In the mid-1960s, Warhol was at the philosophical (and practical) intersections of ideas about art, commercialization and mechanical reproduction and how craft and culture were determined by their relationships to crass business. But he was certainly not the first to consider these notions. It's been over 100 years since the British textile designer William Morris and the Viennese artist collective Wiener Werkstaette sought to unite fine and applied arts through the design of everyday items like ceramics, jewellery, millinery – even wallpaper. As far back as the 1910s, painters Duncan Grant and Vanessa Bell screen-printed linens using the principles of fine, applied and decorative arts, allowing them to reaching a wider audience while making a living.
There's a major exhibition on now at London's Tate Modern of the work of Russian-French artist Sonia Delaunay, whose vividly geometric "simultaneous dresses" were utilitarian art pieces designed around the movement of the female body. Delaunay's work was crucial to the development of the fashion-meets-art tradition that produced Warhol. It's an approach that blossomed when fabric technology advanced after the Second World War, when exiled artists were looking for work, and consumers and designers were craving anything visually dynamic after the deprivations of the war.
Enter Warhol. He used limited mass production, but slowed mechanical reproduction down enough to make it seem special – and sprinkled with the party glitter of celebrity. This influenced Yves Saint Laurent's pop art 1965 "tribute" to Piet Mondrian, which in turn presages Prada's collaboration with comic-style artist James Jean for its dreamy, trippy romantic "Trembled Blossoms" fabric from 2008. A more recent echo is Canadian illustrator Donald Robertson's big bold lips for the fabrics in Giles Deacon's spring collection last year (as well as his lipstick packaging for Flare magazine's collaboration with Smashbox this summer).
Like so many things these days, the art of textile design has been subsumed by branding.
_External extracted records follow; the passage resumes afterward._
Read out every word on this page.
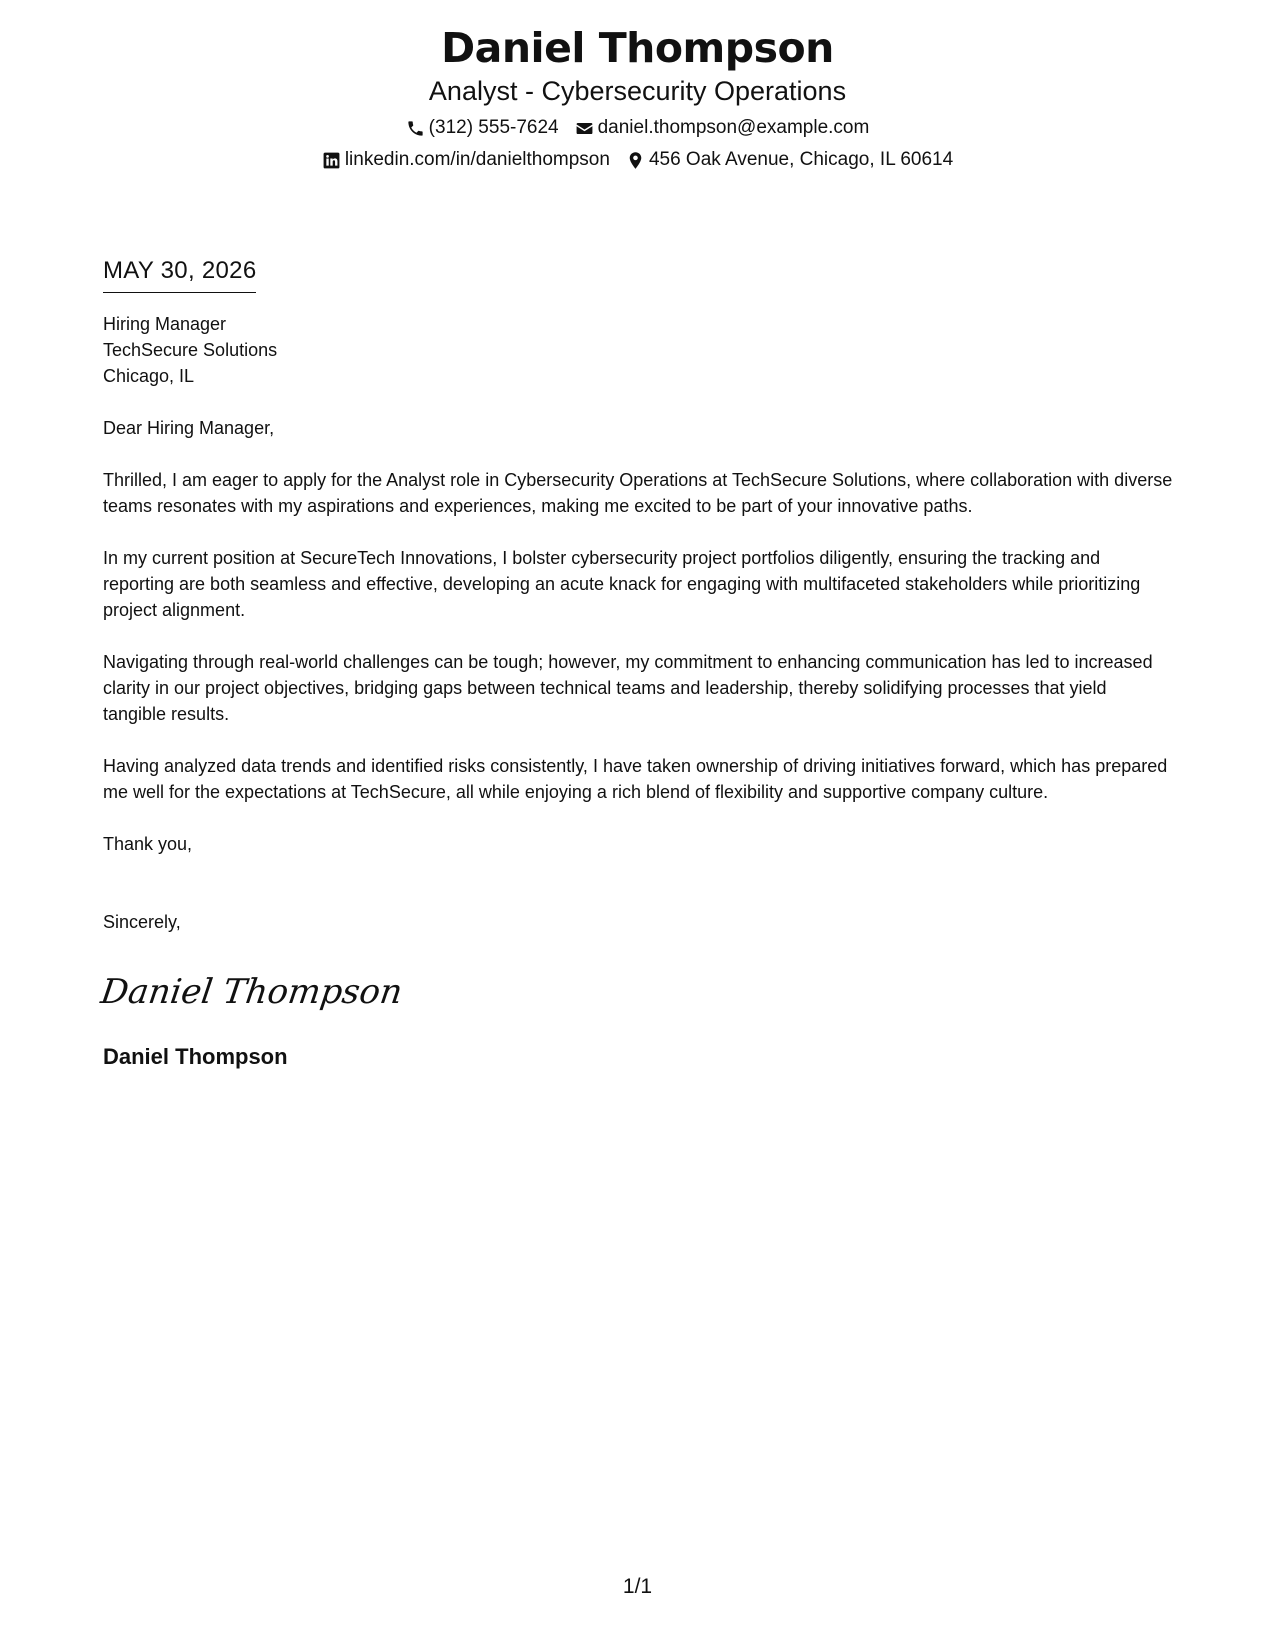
Daniel Thompson
Analyst - Cybersecurity Operations
(312) 555-7624 daniel.thompson@example.com
linkedin.com/in/danielthompson 456 Oak Avenue, Chicago, IL 60614
MAY 30, 2026
Hiring Manager
TechSecure Solutions
Chicago, IL

Dear Hiring Manager,

Thrilled, I am eager to apply for the Analyst role in Cybersecurity Operations at TechSecure Solutions, where collaboration with diverse teams resonates with my aspirations and experiences, making me excited to be part of your innovative paths.

In my current position at SecureTech Innovations, I bolster cybersecurity project portfolios diligently, ensuring the tracking and reporting are both seamless and effective, developing an acute knack for engaging with multifaceted stakeholders while prioritizing project alignment.

Navigating through real-world challenges can be tough; however, my commitment to enhancing communication has led to increased clarity in our project objectives, bridging gaps between technical teams and leadership, thereby solidifying processes that yield tangible results.

Having analyzed data trends and identified risks consistently, I have taken ownership of driving initiatives forward, which has prepared me well for the expectations at TechSecure, all while enjoying a rich blend of flexibility and supportive company culture.

Thank you,

Sincerely,

Daniel Thompson
Daniel Thompson
1/1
Most of the real textile art work today is quiet, if not invisible, done in-house. When we do take note of it, it's in nominal collaborations in which artists or their estates perform an act of double-branding – take Japanese octogenarian Yayoi Kusama's polka dots on Louis Vuitton, contemporary L.A. painter Rosson Crow's flora and fauna on textiles for Zac Posen or former Disney animator Gary Baseman's illustrated figures for Coach.
Lately, there's been a glut of Keith Haring iterations: on Nicholas Kirkwood, on Tommy Hilfiger, on Converse. This comes just three years after Raf Simons's so-called big brilliant idea for his Dior haute couture debut, which was to translate contemporary artist Sterling Ruby's work onto fabric: fine, but only in a universe where the effect of sloppy tie-dye on an otherwise plain (though handmade) haute couture dress is somehow worth a five-figure price tag. When Yves Saint Laurent borrowed from Mondrian in 1965, the idea seemed revolutionary. So did Warhol's multiple Marilyns, making it hard to resent his lazy days enjoying the spoils at Montauk. Now that modern art is such a recognized visual vocabulary, repeating the same idea over and over again just seems plain lazy.